Ella hizo todo por Jasón, traicionó a su padre, hacía lo que Jasón quería, fue
la madre y la mujer perfecta, pero Jasón quiso casarse con la hija de Creón y dejar
a Medea, y aunque éste se ofreció a pagar la manutención de los hijos, para
Medea esto resultaba un ubris, un
ultraje, entró en depresión, lloraba, se sentía miserable al igual que las
demás mujeres e intentó vengarse. Las acciones que emprendió no fueron las de matarse
ella, ni matar a Jasón, fue matar a su nueva esposa y a sus propios hijos que
eran los de Jasón, es decir cavar en el hombre un agujero que nunca pudierá
colmar.
Ante los
actos, dice Eurípides “todas las palabras son inútiles”. Medea pasa a un acto
absoluto, va más allá de la palabra, deja de lado todos los significantes. Es
un acto de crueldad en el que hay algo insoportable de manejar, que Lacan liga con
una verdadera mujer. Su acto es un callejón sin salida, mediante el cual
explora una región sin marcas, una zona desconocida que traspasa los límites y
que siempre tiene algo de extravío. Medea actúa con el menos, suprime,
destruye. Se produce haciendo del acto un arma y al encontrarse perdida, sin
defensa, encuentra una espada en la desposesión misma.
Su acto es una
respuesta al sentirse ultrajada por un hombre que mira a otra. Allí aparece la
rabia del tener, sacrifica todo tener porque pierde a su hombre. Lacan se
refiere a Medea en su texto “Juventud de Gide”[5]

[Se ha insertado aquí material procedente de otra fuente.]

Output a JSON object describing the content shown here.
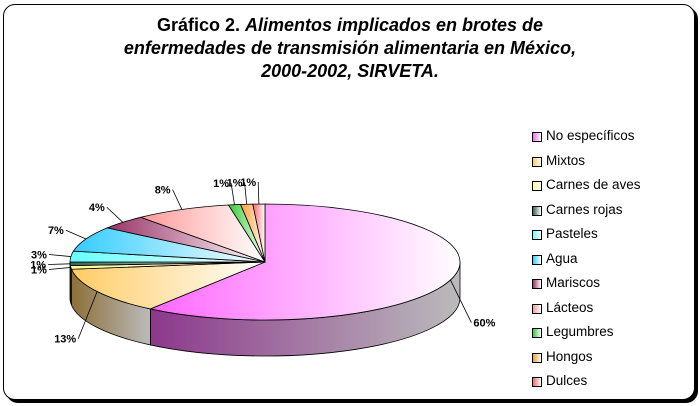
{
  "title": {
    "prefix": "Gráfico 2.",
    "line1_rest": "Alimentos implicados en brotes de",
    "line2": "enfermedades de transmisión alimentaria en México,",
    "line3": "2000-2002, SIRVETA."
  },
  "chart_data": {
    "type": "pie",
    "style": "3d-exploded-none",
    "title": "Gráfico 2. Alimentos implicados en brotes de enfermedades de transmisión alimentaria en México, 2000-2002, SIRVETA.",
    "legend_position": "right",
    "slices": [
      {
        "name": "No específicos",
        "value": 60,
        "label": "60%",
        "color": "#ff66ff"
      },
      {
        "name": "Mixtos",
        "value": 13,
        "label": "13%",
        "color": "#ffcc66"
      },
      {
        "name": "Carnes de aves",
        "value": 1,
        "label": "1%",
        "color": "#ffff99"
      },
      {
        "name": "Carnes rojas",
        "value": 1,
        "label": "1%",
        "color": "#336655"
      },
      {
        "name": "Pasteles",
        "value": 3,
        "label": "3%",
        "color": "#66ffff"
      },
      {
        "name": "Agua",
        "value": 7,
        "label": "7%",
        "color": "#33ccff"
      },
      {
        "name": "Mariscos",
        "value": 4,
        "label": "4%",
        "color": "#993366"
      },
      {
        "name": "Lácteos",
        "value": 8,
        "label": "8%",
        "color": "#ff9999"
      },
      {
        "name": "Legumbres",
        "value": 1,
        "label": "1%",
        "color": "#33cc33"
      },
      {
        "name": "Hongos",
        "value": 1,
        "label": "1%",
        "color": "#ff9933"
      },
      {
        "name": "Dulces",
        "value": 1,
        "label": "1%",
        "color": "#ff6666"
      }
    ]
  }
}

cuando la compara con Madeleine Rondeaux, la esposa de Gide, que parecía ser la
esposa sumisa, pero en la que se revela la verdadera mujer cuando quema las
cartas del marido que era lo más precioso que tenía. Dice Miller que en toda
mujer hay una verdadera mujer, aunque parezca como la cuidadora de los bienes.
En ambas, en Medea y Madelaine hay la reacción de castigo por la traición del
hombre que no las quiere. Aunque no hay límite para lo que una mujer puede
hacer por un hombre también está preparada para el no tener. Podría decirse que
la cólera se instala como un modo de tramitar el ultraje y darle salida a la
mujer verdadera, despojada de todo tener. Es una manera de tramitar el ultraje
mediante el estrago y la injuria, como dice M.-H. Brousse[6],
sin temor alguno a perder todo.
[1].
David Szifrón, 2014.
[3] Laurent, E. “Disrupción del goce en las locuras bajo transferencia”.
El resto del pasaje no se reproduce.